The shape of my belly has to have something to do with it, I just know it. Almost every other preggo I know has a wide belly, expanding sideways and high. Mine is the only one I know that lays low and grows forward. I'm told I don't even look pregnant from behind. But look at me from the side and it's like an optical illusion!! I'm huge! This belly juts out like it's reaching for something!! Therein lies the problem. Imagine stuffing a basketball, NOT a pillow, under your shirt. That's what I look like. It looks totally fake. And when I lay on my side to sleep, the pull of this belly is so severe, I spend the entire night trying to situate it in a way that my sides don't feel like they about to rip off. I know my fellow preggos are uncomfortable as well and experience this battle to some degree. But I doubt they toss and turn until the sun comes up, work through the day like a zombie and repeat the whole process again. It literally feels like there's a 10 lbs. bowling ball taped to my sides with the strongest adhesive you can find.
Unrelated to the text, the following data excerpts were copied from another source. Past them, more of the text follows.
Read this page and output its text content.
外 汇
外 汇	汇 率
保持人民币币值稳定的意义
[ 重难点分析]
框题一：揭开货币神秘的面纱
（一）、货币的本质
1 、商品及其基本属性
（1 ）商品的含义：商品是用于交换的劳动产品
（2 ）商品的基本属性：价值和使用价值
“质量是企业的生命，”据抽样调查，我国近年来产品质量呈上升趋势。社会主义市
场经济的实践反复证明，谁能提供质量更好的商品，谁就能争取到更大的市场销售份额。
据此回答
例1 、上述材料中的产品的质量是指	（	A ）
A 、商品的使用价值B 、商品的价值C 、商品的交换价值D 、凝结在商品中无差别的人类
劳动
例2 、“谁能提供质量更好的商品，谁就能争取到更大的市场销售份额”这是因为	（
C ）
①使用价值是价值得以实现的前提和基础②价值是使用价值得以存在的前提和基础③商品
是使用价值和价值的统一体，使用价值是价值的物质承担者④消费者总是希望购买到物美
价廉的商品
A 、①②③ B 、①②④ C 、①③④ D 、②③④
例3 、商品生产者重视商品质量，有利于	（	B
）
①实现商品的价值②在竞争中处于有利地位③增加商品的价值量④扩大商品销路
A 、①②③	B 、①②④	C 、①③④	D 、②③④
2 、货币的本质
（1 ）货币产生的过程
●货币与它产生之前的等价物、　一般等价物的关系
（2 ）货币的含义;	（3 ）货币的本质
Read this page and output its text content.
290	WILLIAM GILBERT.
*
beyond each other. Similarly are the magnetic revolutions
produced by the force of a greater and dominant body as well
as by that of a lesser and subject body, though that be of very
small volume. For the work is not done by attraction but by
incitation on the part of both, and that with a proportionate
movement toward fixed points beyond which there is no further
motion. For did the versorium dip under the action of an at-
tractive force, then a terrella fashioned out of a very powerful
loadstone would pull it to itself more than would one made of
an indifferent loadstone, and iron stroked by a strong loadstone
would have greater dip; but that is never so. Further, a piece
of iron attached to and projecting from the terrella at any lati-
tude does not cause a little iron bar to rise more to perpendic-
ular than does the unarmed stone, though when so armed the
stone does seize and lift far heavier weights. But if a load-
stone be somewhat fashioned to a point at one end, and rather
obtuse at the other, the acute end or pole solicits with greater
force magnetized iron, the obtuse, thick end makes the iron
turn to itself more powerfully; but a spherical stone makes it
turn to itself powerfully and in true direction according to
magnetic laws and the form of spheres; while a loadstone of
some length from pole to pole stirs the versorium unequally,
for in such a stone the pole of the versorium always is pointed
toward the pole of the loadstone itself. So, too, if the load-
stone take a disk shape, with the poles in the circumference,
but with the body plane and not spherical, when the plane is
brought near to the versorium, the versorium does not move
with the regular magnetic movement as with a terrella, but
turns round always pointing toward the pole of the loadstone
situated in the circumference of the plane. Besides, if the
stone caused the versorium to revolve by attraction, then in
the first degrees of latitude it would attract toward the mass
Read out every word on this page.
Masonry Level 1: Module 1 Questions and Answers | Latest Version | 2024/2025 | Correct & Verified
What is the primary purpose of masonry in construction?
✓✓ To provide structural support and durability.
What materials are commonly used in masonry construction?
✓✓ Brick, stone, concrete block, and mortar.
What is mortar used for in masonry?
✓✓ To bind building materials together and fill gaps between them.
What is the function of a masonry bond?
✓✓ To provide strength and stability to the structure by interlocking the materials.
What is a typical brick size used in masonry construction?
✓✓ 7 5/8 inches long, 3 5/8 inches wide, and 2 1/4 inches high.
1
Turn on your side and, obviously, the ball wants to drop onto the mattress, but instead is hanging on for dear life by this tape that is slowly tearing your flesh away, layer by layer! Okay, so maybe I'm exaggerating with the "tearing" part. But you get the picture, right?
So, that's why I'm still up. Almost 1:30.
As for Baby's jam sessions, I have mixed feelings about this. I only know of one other person who's baby is as active as mine. Everyone else has a mellow fellow. On one hand, I'm grateful to have such an active baby. I don't ever have to kick count (I'd be done in 2 minutes). I do feel bonded to Baby because he reacts so much to the different things I do and eat. In fact, I truly believe it was when I first started to feel Baby move that I was truly excited about being pregnant. It made it all real. Undeniably, there's a baby in there. Most importantly, it's a way of knowing the baby is alive and well. Alive, anyway. Of course, it's also super fun for me and P to watch my belly do its little dance.
Then there's a part of me that wishes he would calm down a little. As amazing as it is to see these bumps move across my belly and to feel the constant thumping, it really hurts a lot of times. Especially when they occur on my sides. I find myself wincing and pressing on my belly whenever this happens. And at least once a day, I let out a little yelp involuntarily from the sharp pain that is Baby. It's especially fun when Baby decides to stretch out and rest his feet on my ribs. The head banging onto my pelvic floor is also a treat. That stops me dead in my tracks almost every time. One time, I was at the mall and didn't think I would make it back the car, the pain was so bad. At night, when I lay down, it's as if Baby knows there's a mattress underneath, and I swear, he jumps like he's on a trampoline. And with him running out of room in there, he has graduated to using his limbs to stretch the walls of his home...very very slowly. Not the most pleasant feeling, I tell ya. Sometimes I'll see a big pointy lump stick out and stay there for what feels like forever. What, is he doing yoga in there or something? And what if I get pregnant again, and that baby isn't active at all?? I'm so used to this constant reminder, how will I ever get my nerves straight with a quiet fetus??
For sure, this pregnancy has been a test of my limits. I feel as though I have experienced much of what I've read in so many of those books. I can sympathize with almost every other preggo's complaints. Notice I said "complaints," not joys, like eating normally again or feeling energetic. Nope, I am at an extreme when it comes to the pregnancy scale. I just hope it tips the other way the next time around.
2am. Time to pee and give sleeping another try.